Grinkmeyer envisions something potentially similar emerging out of the data that Zillow collects around home searches and shopping, though of course that scenario is still yet to be realized. Either way, though, he also argued that Zillow’s value is in its data — and Amazon, or potentially a company like Google, may see that as irresistible.

“If you look at Amazon and you ask yourself what is the number one priority once we get through this coronavirus, I think you’d say, it’s to turn my home into a smart home,” he said, adding that with Zillow’s current market cap only one of the tech giants could really afford Zillow in terms of seeing the company as an acquisition target.

Still, there is reason to take talk of market caps and valuation with a grain of salt. Real estate consultant Mike DelPrete, for example, described public company valuations as a “dark art” and hard to predict. And he told Inman that what’s going on may be as simple as many people moving during the pandemic. Zillow is the best place to look for homes, he added, so investors are saying “‘let’s invest in Zillow; they’ll figure out how to make money.'”

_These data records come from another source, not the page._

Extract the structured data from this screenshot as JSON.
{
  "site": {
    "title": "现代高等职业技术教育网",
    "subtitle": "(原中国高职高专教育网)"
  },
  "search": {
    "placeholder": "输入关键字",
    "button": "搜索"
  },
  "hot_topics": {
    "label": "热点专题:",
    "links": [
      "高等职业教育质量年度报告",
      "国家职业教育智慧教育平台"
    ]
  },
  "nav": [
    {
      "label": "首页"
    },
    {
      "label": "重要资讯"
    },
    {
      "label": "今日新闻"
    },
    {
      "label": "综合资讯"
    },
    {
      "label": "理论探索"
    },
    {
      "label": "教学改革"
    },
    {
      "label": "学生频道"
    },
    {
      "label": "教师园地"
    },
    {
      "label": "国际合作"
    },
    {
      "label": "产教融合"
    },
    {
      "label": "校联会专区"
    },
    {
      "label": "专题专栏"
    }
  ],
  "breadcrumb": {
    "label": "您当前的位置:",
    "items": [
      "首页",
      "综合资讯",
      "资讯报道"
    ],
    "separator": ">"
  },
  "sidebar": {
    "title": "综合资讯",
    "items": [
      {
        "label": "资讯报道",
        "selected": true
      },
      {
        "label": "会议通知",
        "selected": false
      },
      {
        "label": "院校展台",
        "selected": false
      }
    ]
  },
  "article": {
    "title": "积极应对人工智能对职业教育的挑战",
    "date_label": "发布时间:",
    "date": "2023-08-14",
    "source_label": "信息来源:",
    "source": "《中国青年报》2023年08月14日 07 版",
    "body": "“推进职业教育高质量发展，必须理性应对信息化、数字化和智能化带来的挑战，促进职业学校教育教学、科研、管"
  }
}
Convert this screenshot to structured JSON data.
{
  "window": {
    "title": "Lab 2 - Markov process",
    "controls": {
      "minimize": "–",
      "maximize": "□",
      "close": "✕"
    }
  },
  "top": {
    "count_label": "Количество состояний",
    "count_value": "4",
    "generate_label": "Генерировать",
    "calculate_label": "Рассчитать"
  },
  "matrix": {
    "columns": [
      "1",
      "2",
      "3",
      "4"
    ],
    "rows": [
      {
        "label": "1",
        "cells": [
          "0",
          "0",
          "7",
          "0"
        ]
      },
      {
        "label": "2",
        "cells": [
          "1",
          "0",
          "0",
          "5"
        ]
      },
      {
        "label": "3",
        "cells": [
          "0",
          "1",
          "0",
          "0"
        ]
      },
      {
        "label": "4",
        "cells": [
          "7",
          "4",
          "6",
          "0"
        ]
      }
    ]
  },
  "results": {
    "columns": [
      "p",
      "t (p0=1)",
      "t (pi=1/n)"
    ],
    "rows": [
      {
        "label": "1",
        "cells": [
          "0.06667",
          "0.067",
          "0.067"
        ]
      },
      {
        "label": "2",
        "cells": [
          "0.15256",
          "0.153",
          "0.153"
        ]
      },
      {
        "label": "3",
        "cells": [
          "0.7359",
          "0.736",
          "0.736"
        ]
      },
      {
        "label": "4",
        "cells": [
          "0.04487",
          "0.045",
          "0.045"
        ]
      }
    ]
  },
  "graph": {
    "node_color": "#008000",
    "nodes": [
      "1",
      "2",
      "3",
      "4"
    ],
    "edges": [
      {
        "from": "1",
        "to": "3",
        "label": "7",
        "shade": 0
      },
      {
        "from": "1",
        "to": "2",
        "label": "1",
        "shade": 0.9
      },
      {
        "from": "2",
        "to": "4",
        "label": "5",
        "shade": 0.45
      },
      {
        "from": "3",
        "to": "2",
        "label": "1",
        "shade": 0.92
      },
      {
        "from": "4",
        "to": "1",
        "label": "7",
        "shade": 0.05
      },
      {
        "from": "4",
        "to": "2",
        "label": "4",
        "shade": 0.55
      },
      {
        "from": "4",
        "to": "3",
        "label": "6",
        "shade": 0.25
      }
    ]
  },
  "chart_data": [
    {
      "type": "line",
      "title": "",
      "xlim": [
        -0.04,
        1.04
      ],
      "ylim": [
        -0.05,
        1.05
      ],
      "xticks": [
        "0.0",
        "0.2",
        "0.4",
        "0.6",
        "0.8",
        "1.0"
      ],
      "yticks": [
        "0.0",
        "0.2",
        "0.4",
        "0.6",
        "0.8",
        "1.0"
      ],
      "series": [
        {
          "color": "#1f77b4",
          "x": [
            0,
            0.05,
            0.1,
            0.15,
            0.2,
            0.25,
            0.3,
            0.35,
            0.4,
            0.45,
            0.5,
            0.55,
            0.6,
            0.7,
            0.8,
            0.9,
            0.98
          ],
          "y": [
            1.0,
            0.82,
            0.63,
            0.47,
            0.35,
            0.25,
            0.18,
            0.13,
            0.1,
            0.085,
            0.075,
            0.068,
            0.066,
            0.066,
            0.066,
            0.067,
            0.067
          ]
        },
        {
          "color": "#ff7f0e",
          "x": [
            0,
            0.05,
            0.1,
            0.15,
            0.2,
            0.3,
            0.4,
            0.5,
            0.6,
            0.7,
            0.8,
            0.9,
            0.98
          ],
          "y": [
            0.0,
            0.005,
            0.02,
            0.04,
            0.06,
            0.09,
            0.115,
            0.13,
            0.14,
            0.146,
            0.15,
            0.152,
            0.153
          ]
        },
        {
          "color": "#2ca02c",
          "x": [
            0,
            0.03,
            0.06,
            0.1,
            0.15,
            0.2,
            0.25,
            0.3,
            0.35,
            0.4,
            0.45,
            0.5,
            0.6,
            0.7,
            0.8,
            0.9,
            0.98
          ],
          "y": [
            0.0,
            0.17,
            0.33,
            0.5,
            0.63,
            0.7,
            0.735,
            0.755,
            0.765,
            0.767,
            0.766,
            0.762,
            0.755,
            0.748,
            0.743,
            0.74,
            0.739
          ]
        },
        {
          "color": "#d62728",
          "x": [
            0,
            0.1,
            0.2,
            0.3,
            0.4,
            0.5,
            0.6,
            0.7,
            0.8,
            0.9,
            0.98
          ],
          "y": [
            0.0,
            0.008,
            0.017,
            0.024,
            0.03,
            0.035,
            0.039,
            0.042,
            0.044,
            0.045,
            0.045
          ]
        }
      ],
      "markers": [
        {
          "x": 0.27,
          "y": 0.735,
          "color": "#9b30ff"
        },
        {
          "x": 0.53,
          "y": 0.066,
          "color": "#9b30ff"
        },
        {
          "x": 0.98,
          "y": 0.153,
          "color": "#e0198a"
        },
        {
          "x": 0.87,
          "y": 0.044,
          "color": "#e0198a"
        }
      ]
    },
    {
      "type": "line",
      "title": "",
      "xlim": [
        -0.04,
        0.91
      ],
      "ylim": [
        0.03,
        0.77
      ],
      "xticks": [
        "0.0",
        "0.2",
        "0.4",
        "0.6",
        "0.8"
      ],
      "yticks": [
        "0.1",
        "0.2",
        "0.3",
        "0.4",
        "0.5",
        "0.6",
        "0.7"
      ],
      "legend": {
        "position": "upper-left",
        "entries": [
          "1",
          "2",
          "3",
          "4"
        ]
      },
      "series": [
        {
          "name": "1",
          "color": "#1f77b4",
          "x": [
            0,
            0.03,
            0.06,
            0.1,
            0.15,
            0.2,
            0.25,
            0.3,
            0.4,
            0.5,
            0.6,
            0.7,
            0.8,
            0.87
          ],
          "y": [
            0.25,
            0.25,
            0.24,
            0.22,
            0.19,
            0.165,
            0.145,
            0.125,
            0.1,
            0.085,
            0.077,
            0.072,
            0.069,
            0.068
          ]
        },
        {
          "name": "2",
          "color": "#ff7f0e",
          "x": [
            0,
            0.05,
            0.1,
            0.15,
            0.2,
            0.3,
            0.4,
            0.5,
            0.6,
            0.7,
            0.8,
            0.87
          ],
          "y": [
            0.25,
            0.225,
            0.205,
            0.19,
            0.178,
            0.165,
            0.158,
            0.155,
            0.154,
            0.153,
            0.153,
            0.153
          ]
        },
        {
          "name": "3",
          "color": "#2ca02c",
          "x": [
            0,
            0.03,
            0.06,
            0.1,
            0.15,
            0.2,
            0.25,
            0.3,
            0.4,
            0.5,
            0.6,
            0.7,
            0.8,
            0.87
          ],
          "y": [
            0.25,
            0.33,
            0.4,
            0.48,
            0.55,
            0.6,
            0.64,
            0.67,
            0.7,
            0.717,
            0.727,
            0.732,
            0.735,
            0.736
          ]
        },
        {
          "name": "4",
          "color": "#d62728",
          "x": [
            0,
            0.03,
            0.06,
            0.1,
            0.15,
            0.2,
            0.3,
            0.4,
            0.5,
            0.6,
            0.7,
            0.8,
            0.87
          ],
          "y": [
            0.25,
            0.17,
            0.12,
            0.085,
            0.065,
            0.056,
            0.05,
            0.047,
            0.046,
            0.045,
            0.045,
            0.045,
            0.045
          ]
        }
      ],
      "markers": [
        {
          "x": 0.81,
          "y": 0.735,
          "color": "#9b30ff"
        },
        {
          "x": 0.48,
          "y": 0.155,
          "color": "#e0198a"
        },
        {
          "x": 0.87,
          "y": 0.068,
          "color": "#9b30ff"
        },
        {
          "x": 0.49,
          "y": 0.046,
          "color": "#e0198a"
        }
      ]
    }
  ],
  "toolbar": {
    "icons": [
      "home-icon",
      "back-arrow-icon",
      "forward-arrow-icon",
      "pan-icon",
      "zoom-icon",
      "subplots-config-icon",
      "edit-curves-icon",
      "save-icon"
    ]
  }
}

And there are plenty of examples of companies that have head scratching market caps. Perhaps the best one these days is Tesla, which is currently valued at more than $262 billion — nearly ten times the valuation of Ford, which sells far more vehicles.

What happens to Zillow going forward remains to be seen. But for now, at least, the company itself has drawn comparisons to Amazon: Last fall, Barton commented on his company’s shift to iBuying by saying that Zillow had “to move from a Google mindset to an Amazon mindset.”